There are over one million job vacancies across the country with over 178,000 of those in British Columbia. B.C. is one of only two provinces with fewer unemployed people than there are open jobs. So what happened to all the workers? In the United States, there was a great resignation, but that trend did not take hold in Canada. What happened here is that we had a great reshuffling of our labour market with hundreds of thousands of workers in this country leaving lower-paying industries for higher-paying ones.
The first year and a half of the pandemic was marked by lockdowns and public health restrictions that greatly affected the restaurant, retail, and tourism sectors. When public health measures began to lift many employers in those industries were surprised to find that a significant amount of their workers were not returning to their jobs. Reduced immigration also impacted the pool of available workers. The data provided by Statics Canada allows us to see how all of this has impacted Victoria’s labour market.
In February of 2020, just before the pandemic began, there were just under 210,000 people working in Greater Victoria. As of August of this year that number has jumped to 216,400. Not only are there more people employed in the region – there is a higher percentage of the workforce employed on a full-time basis. Part-time employment has dropped, and full-time employment has soared.
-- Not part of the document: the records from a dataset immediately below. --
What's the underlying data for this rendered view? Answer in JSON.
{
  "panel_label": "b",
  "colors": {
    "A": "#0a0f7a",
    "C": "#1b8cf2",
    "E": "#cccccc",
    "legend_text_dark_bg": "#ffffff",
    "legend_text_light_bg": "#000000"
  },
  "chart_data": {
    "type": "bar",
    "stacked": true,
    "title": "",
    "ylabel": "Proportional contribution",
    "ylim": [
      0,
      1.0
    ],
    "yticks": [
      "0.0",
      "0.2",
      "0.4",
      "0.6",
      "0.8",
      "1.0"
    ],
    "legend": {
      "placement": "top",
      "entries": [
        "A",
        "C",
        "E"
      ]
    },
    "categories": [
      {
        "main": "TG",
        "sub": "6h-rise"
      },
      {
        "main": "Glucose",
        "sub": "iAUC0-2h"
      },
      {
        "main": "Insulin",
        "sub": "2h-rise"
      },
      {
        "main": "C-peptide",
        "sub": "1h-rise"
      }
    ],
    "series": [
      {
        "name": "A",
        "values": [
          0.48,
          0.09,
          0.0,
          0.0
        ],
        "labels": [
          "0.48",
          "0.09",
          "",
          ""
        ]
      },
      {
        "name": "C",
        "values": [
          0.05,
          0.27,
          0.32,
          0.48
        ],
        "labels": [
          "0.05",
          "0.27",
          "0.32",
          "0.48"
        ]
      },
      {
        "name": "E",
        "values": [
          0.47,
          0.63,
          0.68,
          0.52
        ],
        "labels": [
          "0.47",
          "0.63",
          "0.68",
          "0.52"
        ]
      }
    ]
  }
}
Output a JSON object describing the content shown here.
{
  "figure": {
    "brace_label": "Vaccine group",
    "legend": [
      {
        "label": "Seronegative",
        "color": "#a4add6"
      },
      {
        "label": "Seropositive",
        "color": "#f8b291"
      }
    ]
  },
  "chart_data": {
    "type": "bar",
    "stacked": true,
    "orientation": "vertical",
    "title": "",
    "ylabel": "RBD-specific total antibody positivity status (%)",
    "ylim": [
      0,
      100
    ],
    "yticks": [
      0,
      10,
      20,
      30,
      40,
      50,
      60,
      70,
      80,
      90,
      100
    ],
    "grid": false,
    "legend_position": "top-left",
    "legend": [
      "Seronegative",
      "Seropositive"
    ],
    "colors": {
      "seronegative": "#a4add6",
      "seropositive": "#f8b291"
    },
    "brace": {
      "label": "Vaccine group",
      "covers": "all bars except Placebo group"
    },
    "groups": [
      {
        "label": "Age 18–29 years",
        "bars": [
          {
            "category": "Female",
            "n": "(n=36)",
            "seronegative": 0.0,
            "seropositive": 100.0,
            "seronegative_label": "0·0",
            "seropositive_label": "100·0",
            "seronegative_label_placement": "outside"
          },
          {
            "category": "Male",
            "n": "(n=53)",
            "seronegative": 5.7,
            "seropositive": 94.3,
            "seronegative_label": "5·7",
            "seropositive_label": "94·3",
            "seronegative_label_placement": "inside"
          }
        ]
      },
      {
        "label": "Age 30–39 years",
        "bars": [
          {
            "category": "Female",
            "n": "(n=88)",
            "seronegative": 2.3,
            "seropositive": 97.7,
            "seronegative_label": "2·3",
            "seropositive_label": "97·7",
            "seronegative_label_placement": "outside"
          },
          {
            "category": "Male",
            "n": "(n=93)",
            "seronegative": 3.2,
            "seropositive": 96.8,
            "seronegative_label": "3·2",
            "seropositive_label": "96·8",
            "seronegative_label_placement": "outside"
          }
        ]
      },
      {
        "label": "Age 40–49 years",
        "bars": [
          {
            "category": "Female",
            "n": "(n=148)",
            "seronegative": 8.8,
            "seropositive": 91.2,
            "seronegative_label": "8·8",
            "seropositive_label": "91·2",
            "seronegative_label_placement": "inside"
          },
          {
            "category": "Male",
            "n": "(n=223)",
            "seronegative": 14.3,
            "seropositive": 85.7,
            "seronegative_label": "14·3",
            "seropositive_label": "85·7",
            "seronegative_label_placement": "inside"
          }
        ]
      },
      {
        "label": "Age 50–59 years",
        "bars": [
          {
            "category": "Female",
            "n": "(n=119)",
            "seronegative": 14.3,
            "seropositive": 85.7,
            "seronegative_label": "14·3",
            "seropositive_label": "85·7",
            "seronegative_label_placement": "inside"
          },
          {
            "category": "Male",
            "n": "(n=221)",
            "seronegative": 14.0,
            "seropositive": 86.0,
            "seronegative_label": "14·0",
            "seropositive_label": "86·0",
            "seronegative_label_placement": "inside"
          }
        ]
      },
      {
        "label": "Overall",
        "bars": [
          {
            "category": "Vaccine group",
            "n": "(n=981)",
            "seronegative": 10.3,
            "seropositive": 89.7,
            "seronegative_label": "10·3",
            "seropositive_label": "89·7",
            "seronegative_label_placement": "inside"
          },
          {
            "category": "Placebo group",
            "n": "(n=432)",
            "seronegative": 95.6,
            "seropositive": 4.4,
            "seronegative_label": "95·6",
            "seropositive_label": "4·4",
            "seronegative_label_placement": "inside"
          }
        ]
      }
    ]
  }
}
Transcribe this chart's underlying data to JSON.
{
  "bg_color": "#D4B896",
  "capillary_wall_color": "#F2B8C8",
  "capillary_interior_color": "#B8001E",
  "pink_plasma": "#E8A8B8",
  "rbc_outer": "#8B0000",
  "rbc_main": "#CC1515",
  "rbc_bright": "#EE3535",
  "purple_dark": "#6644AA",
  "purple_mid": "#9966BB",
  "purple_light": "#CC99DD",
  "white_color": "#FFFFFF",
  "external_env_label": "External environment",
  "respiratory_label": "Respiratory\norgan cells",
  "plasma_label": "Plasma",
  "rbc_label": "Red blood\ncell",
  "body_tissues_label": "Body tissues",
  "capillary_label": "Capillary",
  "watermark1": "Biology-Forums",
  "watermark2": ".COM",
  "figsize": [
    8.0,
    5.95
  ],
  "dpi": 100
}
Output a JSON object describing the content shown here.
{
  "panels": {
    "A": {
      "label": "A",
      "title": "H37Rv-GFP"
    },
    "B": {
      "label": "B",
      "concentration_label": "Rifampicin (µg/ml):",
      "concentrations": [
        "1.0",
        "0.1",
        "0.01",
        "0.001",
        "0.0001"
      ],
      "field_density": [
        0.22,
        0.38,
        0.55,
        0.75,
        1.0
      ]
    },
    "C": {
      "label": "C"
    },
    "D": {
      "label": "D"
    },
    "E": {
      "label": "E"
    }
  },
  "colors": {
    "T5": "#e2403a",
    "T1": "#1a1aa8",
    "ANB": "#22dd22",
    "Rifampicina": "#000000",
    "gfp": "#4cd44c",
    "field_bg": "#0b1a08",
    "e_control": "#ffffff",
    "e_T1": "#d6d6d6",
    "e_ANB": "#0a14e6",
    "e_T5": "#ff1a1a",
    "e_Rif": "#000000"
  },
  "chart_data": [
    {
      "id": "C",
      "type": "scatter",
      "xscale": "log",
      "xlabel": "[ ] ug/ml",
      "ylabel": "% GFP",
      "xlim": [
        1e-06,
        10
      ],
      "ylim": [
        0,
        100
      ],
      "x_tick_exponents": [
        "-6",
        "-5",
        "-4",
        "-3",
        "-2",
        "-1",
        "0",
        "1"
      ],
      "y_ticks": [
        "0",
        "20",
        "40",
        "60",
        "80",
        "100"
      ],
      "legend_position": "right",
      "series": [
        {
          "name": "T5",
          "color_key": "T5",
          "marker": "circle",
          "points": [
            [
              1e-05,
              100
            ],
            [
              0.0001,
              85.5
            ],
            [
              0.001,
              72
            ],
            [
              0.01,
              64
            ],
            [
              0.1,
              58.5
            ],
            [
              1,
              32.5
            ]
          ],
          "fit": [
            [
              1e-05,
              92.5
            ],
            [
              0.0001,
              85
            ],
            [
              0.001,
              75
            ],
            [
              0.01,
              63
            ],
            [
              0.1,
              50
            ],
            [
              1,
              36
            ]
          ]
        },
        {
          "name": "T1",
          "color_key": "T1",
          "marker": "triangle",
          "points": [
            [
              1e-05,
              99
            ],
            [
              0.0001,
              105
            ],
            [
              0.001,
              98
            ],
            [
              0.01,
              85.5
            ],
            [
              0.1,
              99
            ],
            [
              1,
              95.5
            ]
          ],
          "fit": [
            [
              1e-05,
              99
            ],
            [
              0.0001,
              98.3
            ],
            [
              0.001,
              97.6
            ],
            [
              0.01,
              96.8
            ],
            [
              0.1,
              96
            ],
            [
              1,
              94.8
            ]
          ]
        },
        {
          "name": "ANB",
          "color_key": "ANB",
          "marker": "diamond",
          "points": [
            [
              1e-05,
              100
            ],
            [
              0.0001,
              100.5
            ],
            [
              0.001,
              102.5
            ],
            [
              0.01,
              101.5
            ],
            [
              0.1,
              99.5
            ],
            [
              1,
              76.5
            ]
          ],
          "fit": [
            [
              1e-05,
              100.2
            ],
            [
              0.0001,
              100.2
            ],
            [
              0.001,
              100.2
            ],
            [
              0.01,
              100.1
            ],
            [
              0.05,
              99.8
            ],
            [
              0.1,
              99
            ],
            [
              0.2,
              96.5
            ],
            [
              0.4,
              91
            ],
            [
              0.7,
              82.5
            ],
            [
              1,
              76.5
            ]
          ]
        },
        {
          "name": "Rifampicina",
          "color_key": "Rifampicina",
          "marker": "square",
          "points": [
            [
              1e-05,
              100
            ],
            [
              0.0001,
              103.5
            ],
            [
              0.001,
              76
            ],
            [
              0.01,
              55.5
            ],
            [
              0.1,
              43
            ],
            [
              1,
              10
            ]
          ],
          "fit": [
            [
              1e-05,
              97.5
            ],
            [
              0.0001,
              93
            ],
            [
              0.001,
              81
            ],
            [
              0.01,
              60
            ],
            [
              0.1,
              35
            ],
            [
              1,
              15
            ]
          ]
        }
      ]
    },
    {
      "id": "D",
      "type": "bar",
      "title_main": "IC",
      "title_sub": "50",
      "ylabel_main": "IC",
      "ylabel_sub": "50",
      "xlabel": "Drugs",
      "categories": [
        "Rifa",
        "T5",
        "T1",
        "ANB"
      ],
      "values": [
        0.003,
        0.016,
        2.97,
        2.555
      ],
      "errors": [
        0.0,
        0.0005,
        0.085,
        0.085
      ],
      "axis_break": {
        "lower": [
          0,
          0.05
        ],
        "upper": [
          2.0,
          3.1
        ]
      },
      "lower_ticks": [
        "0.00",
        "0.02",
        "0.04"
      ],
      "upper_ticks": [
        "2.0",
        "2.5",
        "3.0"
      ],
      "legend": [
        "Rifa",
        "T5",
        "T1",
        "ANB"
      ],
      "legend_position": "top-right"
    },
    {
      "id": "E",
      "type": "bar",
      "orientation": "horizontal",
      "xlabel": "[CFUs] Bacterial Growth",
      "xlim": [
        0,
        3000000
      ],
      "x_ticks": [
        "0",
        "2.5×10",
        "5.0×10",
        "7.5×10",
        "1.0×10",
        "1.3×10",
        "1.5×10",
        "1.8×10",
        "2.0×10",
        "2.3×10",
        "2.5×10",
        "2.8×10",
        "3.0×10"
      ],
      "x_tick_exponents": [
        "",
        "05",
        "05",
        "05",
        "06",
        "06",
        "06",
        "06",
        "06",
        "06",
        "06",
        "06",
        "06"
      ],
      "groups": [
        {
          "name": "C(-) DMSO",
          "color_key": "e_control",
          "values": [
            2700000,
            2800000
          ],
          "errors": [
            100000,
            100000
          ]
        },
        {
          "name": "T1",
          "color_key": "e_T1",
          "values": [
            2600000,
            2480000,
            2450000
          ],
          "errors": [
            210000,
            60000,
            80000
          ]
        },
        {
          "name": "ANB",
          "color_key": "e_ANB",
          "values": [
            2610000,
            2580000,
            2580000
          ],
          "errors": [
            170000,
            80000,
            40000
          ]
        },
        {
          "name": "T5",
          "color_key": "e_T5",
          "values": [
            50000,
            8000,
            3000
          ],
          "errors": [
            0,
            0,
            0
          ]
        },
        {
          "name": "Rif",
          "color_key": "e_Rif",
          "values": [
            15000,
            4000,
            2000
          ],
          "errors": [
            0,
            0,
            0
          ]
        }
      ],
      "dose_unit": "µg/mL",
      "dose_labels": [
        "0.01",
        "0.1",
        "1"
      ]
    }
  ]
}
As well as the shift towards full-time work there has been a change in what type of employment people have. Since the start of the pandemic, employment in Victoria has been up significantly in wholesale and retail trade (+5,000) jobs, professional, scientific, and technical services (+3,700 jobs) and educational services (+2,900 jobs). Sectors in the region that lost jobs over the same period include business, building and other support services (-5,700 jobs) and accommodation and food services (-3,700 jobs).
This shift in work can be partly explained by opportunity. Many sectors in Canada were not as affected by public health measures as others and continued to hire as normal, creating opportunities for those who had been laid off. Also, the rise of remote work offered some unemployed people the chance to seek employment that allowed for a better work/life balance or higher wages. The pandemic was an opportunity for many Canadians to assess their priorities and no doubt resulted in a career change for hundreds of thousands of people.
A recent CIBC poll showed that 17% of respondents have changed careers during the pandemic. The main reasons for that being to get a job with better wages or benefits, and a better work-life balance. What this means for local employers is that many of the employees they had before the pandemic have changed careers for good. Because of our aging population, labour shortages will be an ongoing theme in Victoria’s labour market – especially in the hospitality sector.